Sucede que tengo un imán único para ciertas cosas, a saber...
Voy al banco, hay tres ventanillas habilitadas, hago una cola infiniiiita y cuando toca mi turno ¿cuál de todos los cajeros se levanta y va al baño, a servirse un cafecito o a charlar con el compañerito de la caja que está en la otra punta? el mío.
Voy al super, coloco las cosas en el carrito, me dirijo a la caja, hago oootra cola eterna y cuando me van a cobrar ¿qué pasa? la cajera no tiene cambio (y la supervisora tampoco) o tienen que cargar nuevamente todos mis datos para enviarme el pedido a domicilio (hoy precisamente me sucedió eso).

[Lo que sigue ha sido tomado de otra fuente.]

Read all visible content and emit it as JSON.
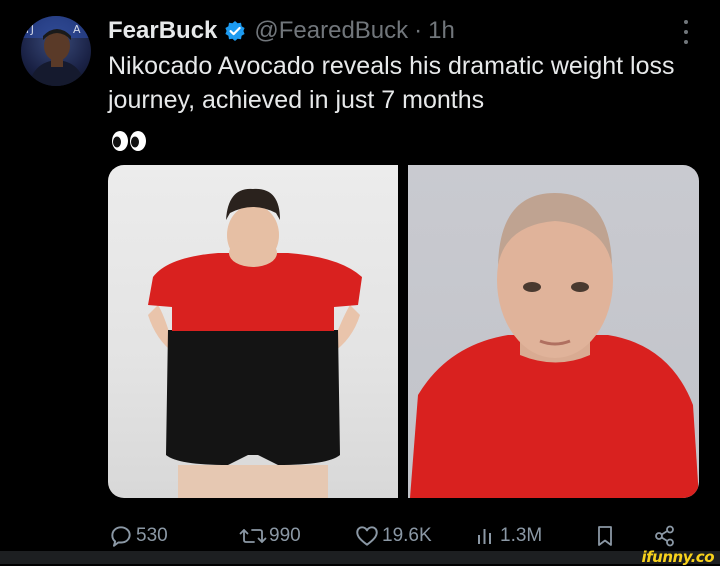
{
  "author": {
    "display_name": "FearBuck",
    "handle": "@FearedBuck",
    "time": "1h",
    "verified": true,
    "avatar_icon": "profile-photo"
  },
  "tweet": {
    "text": "Nikocado Avocado reveals his dramatic weight loss journey, achieved in just 7 months",
    "emoji": "eyes-emoji"
  },
  "media": {
    "images": [
      {
        "name": "before-photo"
      },
      {
        "name": "after-photo"
      }
    ]
  },
  "metrics": {
    "replies": "530",
    "reposts": "990",
    "likes": "19.6K",
    "views": "1.3M"
  },
  "watermark": "ifunny.co",
  "colors": {
    "background": "#000000",
    "text": "#e7e9ea",
    "muted": "#71767b",
    "verified_blue": "#1d9bf0",
    "shirt_red": "#d9211f",
    "watermark_yellow": "#f8d21c"
  }
}
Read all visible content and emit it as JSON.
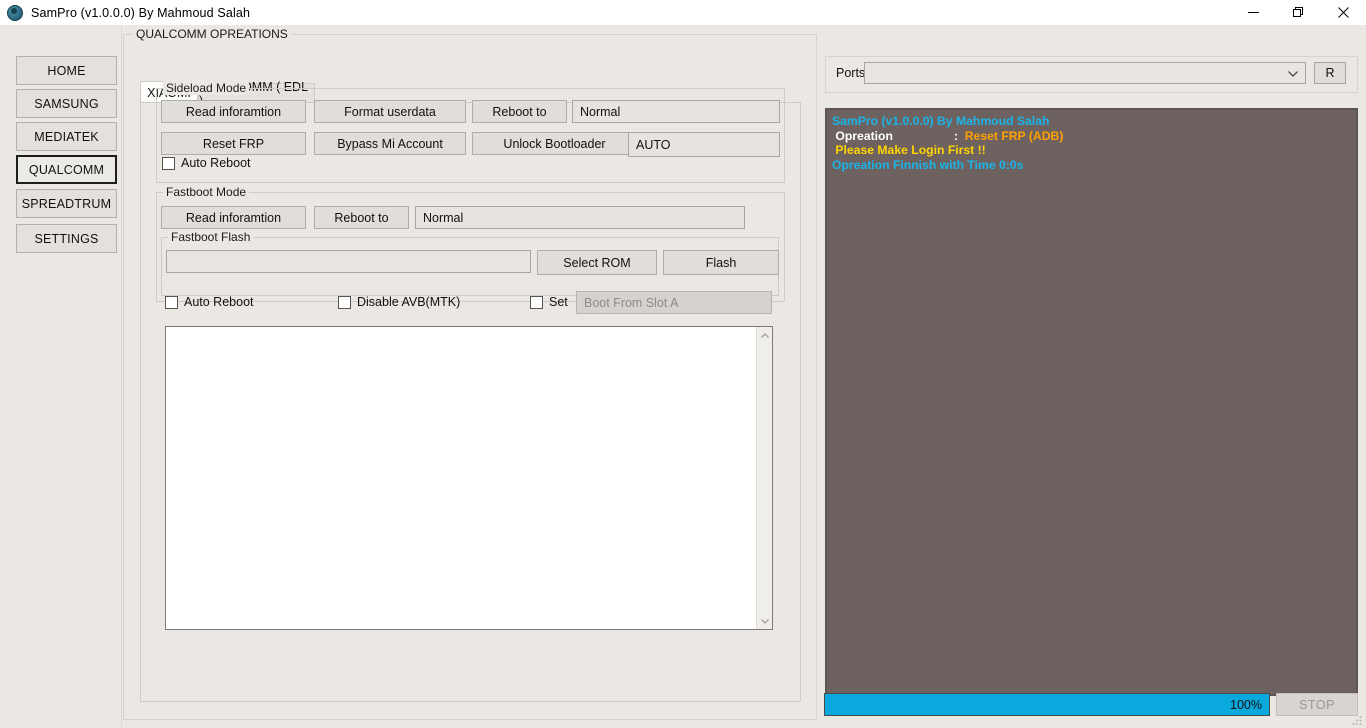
{
  "window": {
    "title": "SamPro (v1.0.0.0) By Mahmoud Salah",
    "icon": "app-circle-icon",
    "minimize_label": "—",
    "restore_label": "❐",
    "close_label": "✕"
  },
  "sidebar": {
    "items": [
      {
        "label": "HOME",
        "active": false
      },
      {
        "label": "SAMSUNG",
        "active": false
      },
      {
        "label": "MEDIATEK",
        "active": false
      },
      {
        "label": "QUALCOMM",
        "active": true
      },
      {
        "label": "SPREADTRUM",
        "active": false
      },
      {
        "label": "SETTINGS",
        "active": false
      }
    ]
  },
  "main": {
    "group_title": "QUALCOMM OPREATIONS",
    "tabs": [
      {
        "label": "XIAOMI",
        "active": true
      },
      {
        "label": "QUALCOMM ( EDL )",
        "active": false
      }
    ],
    "sideload": {
      "title": "Sideload Mode",
      "read_information": "Read inforamtion",
      "format_userdata": "Format userdata",
      "reboot_to": "Reboot to",
      "reboot_mode_value": "Normal",
      "reset_frp": "Reset FRP",
      "bypass_mi_account": "Bypass Mi Account",
      "unlock_bootloader": "Unlock Bootloader",
      "method_value": "AUTO",
      "auto_reboot": "Auto Reboot"
    },
    "fastboot": {
      "title": "Fastboot Mode",
      "read_information": "Read inforamtion",
      "reboot_to": "Reboot to",
      "reboot_mode_value": "Normal",
      "flash_title": "Fastboot Flash",
      "rom_value": "",
      "select_rom": "Select ROM",
      "flash": "Flash",
      "auto_reboot": "Auto Reboot",
      "disable_avb": "Disable AVB(MTK)",
      "set": "Set",
      "slot_value": "Boot From Slot A"
    }
  },
  "right": {
    "ports_label": "Ports",
    "ports_value": "",
    "refresh_label": "R",
    "log": [
      {
        "parts": [
          {
            "text": "SamPro (v1.0.0.0) By Mahmoud Salah",
            "color": "cyan"
          }
        ]
      },
      {
        "parts": [
          {
            "text": " Opreation                  :  ",
            "color": "white"
          },
          {
            "text": "Reset FRP (ADB)",
            "color": "orange"
          }
        ]
      },
      {
        "parts": [
          {
            "text": " Please Make Login First !!",
            "color": "yellow"
          }
        ]
      },
      {
        "parts": [
          {
            "text": "Opreation Finnish with Time 0:0s",
            "color": "cyan"
          }
        ]
      }
    ]
  },
  "bottom": {
    "progress_percent": 100,
    "progress_label": "100%",
    "stop_label": "STOP"
  },
  "colors": {
    "accent_progress": "#09a8dd",
    "log_background": "#6e6260",
    "log_cyan": "#1ab4e8",
    "log_yellow": "#ffd400",
    "log_orange": "#ffa000"
  }
}
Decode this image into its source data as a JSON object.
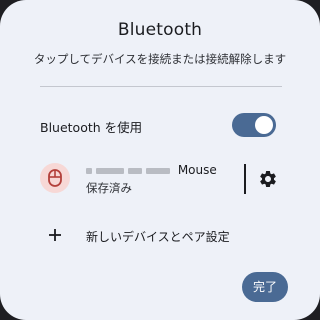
{
  "dialog": {
    "title": "Bluetooth",
    "subtitle": "タップしてデバイスを接続または接続解除します"
  },
  "bluetooth_toggle": {
    "label": "Bluetooth を使用",
    "state": "on"
  },
  "device": {
    "icon": "mouse-icon",
    "name_visible": "Mouse",
    "status": "保存済み"
  },
  "add_device": {
    "icon": "plus-icon",
    "label": "新しいデバイスとペア設定"
  },
  "done_button": {
    "label": "完了"
  },
  "colors": {
    "dialog_bg": "#eef1f8",
    "accent": "#4a6a94",
    "device_icon_bg": "#f7d8d6",
    "device_icon_fg": "#b3403b"
  }
}
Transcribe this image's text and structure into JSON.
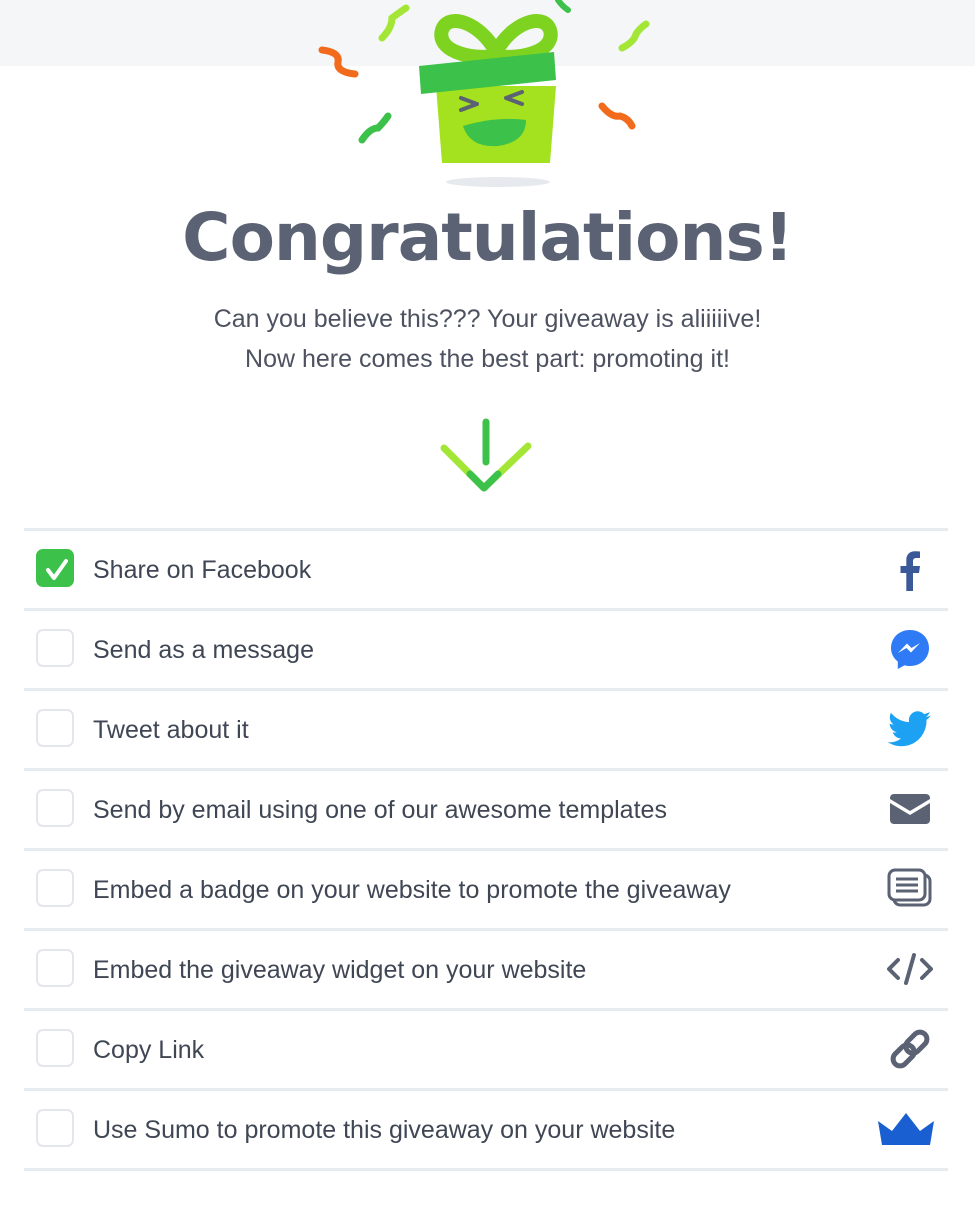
{
  "header": {
    "title": "Congratulations!",
    "subtitle_line1": "Can you believe this??? Your giveaway is aliiiiive!",
    "subtitle_line2": "Now here comes the best part: promoting it!"
  },
  "colors": {
    "accent_green": "#3cc14a",
    "title_gray": "#5a6273",
    "facebook": "#3b5998",
    "messenger": "#2f7bf5",
    "twitter": "#1da1f2",
    "sumo": "#1a5fd1"
  },
  "promote_options": [
    {
      "label": "Share on Facebook",
      "checked": true,
      "icon": "facebook-icon"
    },
    {
      "label": "Send as a message",
      "checked": false,
      "icon": "messenger-icon"
    },
    {
      "label": "Tweet about it",
      "checked": false,
      "icon": "twitter-icon"
    },
    {
      "label": "Send by email using one of our awesome templates",
      "checked": false,
      "icon": "envelope-icon"
    },
    {
      "label": "Embed a badge on your website to promote the giveaway",
      "checked": false,
      "icon": "badge-icon"
    },
    {
      "label": "Embed the giveaway widget on your website",
      "checked": false,
      "icon": "code-icon"
    },
    {
      "label": "Copy Link",
      "checked": false,
      "icon": "link-icon"
    },
    {
      "label": "Use Sumo to promote this giveaway on your website",
      "checked": false,
      "icon": "sumo-crown-icon"
    }
  ]
}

Llamo a cualquier call center para averiguar algo que debo saber de manera inmediata y ¿qué me responden? "Le pido mil disculpas pero ahora no tenemos sistema, por favor llame más tarde".
Tengo que ir a X lugar al que voy siempre, le pido al taxista que tome el camino más directo y cuando estamos llegando, ¿con qué me encuentro? con un piquete que parece no tener fin y no hay manera de retroceder.
Así podría enumerar varias situaciones más que se repiten con una precisión asombrosa, al mejor estilo Ley de Murphy.
Voy a revisar mis mails de manera concienzuda, capaz que en alguno encuentro la manera de anular estas suscripciones y si no lo logro me compraré una ristra de ajos para usar como bufanda.